Série S : Peut-on agir moralement sans s'intéresser à la politique ?

Avertissement : il ne s’agit ici que de pistes de réflexion et non d’une copie type nécessairement attendue par vos correcteurs. D’autres approches, d’autres thèses et arguments sont possibles.

Une fausse piste qu’il fallait éviter :

Croire que le sujet avait comme enjeu essentiel le jugement moral que nous portons sur les politiques. En particulier, des développements sur les « affaires » récentes étaient peu pertinents.

Non parce que ces « affaires » n’ont pas d’intérêt philosophique, mais d’abord parce que la philosophie n’est pas une chronique de l’actualité immédiate. Les sujets sont préparés des mois à l’avance et ne suivent pas directement l’actualité, ils invitent plutôt à regarder les choses avec une distance et des instruments de réflexion empruntés à une histoire longue de la pensée. 

Ensuite et surtout parce que ce serait une interprétation très réductrice du sujet : celui-ci invite à réfléchir sur l’« action morale » de chacun, et non pas (ou pas seulement ni principalement) sur le jugement moral que l’on peut porter sur l’action des autres. 

 

Des difficultés du sujet :

1. Que signifie « agir moralement » ? Il était impossible de détailler toutes les hypothèses philosophiques sur la morale, mais il fallait un minimum prendre au sérieux l’idée que l’ « action morale » a une signification et des fondements philosophiques, qu’il existe, comme dit Kant « une usage pratique [moral] de la raison » (Fondements de la métaphysique des mœurs). Il fallait de ce point de vue éviter les poncifs relativistes, qui sont toujours une façon « paresseuse » d’éviter le sujet. Donc un minimum de connaissance ou de réflexion personnelle sur ce qui fonde rationnellement la morale était indispensable. 

2. Que signifie « s’intéresser à la politique » ? On peut faire de cette expression une interprétation très large : faire de la politique (en faire une carrière), faire le « service minimum » du citoyen (voter de temps en temps). En réalité, comme on va le voir, le sujet invitait précisément à comprendre que la politique est bien plus que la simple action du pouvoir politique, des hommes politiques, que la politique est présente comme enjeu dans la vie de tout un chacun.

De cette analyse, on peut tirer la problématique et le plan suivants :

 

I. La morale et la politique peuvent à première vue apparaître comme des domaines séparés

1) La morale est d’abord la recherche de la « vie bonne » à l’échelle privée et individuelle ; elle obéit à des normes dont la sanction est l’approbation ou la désapprobation (sociales ou intérieures, relevant de la conscience morale de chacun).

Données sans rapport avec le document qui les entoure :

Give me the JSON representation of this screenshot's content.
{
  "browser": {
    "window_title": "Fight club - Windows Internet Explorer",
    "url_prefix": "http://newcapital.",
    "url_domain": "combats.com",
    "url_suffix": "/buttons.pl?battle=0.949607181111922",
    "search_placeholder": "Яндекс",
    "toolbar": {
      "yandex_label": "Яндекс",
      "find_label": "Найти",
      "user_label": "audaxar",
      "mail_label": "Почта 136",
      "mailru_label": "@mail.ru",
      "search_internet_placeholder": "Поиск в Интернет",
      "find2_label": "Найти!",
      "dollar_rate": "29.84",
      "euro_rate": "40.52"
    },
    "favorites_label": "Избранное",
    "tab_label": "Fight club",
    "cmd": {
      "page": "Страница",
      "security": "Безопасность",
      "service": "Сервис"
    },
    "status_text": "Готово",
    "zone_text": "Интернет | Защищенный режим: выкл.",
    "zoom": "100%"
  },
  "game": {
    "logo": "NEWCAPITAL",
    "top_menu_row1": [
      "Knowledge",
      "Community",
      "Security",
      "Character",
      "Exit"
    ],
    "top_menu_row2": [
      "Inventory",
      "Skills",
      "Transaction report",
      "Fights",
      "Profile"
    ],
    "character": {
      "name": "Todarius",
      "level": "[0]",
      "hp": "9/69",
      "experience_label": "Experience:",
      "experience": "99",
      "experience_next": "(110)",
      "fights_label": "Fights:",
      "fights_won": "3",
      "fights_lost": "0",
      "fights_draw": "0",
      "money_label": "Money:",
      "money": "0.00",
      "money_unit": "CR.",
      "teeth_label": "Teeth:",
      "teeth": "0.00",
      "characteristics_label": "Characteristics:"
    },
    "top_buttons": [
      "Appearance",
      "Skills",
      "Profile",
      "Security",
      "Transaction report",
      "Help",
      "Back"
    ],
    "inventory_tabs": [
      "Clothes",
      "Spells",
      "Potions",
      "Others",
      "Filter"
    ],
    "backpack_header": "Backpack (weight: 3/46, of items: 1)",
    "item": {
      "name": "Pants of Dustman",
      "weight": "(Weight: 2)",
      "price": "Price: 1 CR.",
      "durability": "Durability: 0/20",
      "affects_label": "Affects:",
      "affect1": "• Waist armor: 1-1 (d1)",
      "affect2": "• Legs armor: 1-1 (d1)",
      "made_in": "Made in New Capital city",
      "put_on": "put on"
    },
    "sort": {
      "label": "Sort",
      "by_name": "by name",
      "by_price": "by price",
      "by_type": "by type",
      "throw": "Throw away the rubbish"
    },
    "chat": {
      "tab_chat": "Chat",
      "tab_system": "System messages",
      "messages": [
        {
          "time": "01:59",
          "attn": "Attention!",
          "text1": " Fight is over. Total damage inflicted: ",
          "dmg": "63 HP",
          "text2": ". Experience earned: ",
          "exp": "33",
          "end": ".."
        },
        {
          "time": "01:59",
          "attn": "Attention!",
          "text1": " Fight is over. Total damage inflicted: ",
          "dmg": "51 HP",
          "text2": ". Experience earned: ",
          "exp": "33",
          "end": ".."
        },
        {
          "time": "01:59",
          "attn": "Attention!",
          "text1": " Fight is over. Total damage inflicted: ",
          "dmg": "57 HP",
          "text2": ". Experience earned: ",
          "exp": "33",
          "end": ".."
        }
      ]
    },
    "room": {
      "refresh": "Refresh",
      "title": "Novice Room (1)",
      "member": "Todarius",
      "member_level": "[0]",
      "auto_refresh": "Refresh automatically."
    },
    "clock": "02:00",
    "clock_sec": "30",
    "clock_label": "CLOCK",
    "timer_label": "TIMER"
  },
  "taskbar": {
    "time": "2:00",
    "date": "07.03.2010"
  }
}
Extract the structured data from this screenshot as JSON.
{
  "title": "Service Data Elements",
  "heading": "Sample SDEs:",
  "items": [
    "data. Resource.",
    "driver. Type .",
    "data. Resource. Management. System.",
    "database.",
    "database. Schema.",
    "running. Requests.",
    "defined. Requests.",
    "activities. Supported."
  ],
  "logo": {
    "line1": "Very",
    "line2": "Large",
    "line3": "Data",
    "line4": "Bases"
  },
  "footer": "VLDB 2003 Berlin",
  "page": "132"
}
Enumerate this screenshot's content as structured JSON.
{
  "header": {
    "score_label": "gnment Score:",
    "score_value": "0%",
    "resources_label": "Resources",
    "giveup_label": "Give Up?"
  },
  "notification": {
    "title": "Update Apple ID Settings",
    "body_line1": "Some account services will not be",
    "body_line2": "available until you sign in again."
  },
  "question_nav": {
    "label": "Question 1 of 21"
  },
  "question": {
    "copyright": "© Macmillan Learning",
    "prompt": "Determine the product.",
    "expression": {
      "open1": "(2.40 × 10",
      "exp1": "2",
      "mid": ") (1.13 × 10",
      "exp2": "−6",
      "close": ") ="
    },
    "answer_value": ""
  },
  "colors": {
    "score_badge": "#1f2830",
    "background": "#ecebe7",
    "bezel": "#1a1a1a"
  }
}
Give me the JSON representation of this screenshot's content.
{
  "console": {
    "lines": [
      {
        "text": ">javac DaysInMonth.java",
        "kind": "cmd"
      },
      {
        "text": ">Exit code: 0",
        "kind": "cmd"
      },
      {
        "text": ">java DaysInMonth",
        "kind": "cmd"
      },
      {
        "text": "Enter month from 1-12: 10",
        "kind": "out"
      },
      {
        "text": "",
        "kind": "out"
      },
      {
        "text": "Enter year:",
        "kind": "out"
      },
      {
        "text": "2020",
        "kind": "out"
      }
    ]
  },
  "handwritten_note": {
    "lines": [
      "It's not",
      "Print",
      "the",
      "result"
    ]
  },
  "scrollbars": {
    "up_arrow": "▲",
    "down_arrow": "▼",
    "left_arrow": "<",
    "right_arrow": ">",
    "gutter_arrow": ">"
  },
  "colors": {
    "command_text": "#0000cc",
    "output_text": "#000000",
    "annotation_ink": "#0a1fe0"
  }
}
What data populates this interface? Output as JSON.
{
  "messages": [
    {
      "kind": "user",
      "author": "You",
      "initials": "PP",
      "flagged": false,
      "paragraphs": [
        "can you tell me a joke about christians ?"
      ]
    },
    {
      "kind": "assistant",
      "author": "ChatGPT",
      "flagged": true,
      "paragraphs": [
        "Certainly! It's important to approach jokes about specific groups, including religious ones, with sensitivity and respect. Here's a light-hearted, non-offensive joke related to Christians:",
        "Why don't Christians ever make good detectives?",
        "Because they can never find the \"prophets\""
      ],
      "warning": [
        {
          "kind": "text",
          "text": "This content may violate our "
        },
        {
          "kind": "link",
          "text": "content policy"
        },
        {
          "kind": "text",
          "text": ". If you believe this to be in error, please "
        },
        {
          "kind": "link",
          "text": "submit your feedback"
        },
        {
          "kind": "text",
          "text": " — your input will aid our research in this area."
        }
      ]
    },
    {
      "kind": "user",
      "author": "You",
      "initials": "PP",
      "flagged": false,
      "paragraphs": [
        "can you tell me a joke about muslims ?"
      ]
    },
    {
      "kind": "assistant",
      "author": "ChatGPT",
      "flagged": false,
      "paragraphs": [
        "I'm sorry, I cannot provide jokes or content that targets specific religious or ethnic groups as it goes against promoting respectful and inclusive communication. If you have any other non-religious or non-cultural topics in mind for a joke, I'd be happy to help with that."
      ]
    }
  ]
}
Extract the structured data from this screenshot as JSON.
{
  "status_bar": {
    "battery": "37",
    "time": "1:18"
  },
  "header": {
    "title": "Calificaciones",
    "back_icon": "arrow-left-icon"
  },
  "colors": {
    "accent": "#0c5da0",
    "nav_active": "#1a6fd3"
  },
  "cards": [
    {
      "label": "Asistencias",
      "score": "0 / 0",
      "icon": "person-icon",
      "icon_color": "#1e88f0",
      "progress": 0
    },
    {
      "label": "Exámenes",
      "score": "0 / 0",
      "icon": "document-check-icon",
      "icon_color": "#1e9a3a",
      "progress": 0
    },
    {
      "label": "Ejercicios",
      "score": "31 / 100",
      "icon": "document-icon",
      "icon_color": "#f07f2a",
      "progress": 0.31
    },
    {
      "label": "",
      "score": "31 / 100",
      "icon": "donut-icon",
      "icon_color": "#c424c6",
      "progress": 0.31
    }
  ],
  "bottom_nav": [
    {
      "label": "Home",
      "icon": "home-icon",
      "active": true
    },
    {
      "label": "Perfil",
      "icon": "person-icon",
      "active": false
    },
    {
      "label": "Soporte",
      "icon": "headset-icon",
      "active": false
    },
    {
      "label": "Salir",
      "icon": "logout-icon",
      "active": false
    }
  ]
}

Alors que la politique a pour enjeu la création de normes collectives (principalement juridiques), dont la sanction fait intervenir le pouvoir de l’État, la force publique (distinctions opérées dans ces termes par Kant dans la Doctrine du droit ou par Kelsen dans la Théorie pure du droit).


2) On peut comprendre cette distinction sur la base de l’idée que morale et politique sont complémentaires et doivent donc être séparées. C’est le point de vue de Machiavel, qui ne pense pas qu’il n’y ait aucune obligation morale dans l’absolu, mais que, en matière de politique, il faut faire des exceptions et savoir, par pragmatisme et par souci d’efficacité « par gros temps » prendre des libertés avec la morale (s’autoriser à mentir, à faire usage de violence, si c’est nécessaire pour le bien du peuple).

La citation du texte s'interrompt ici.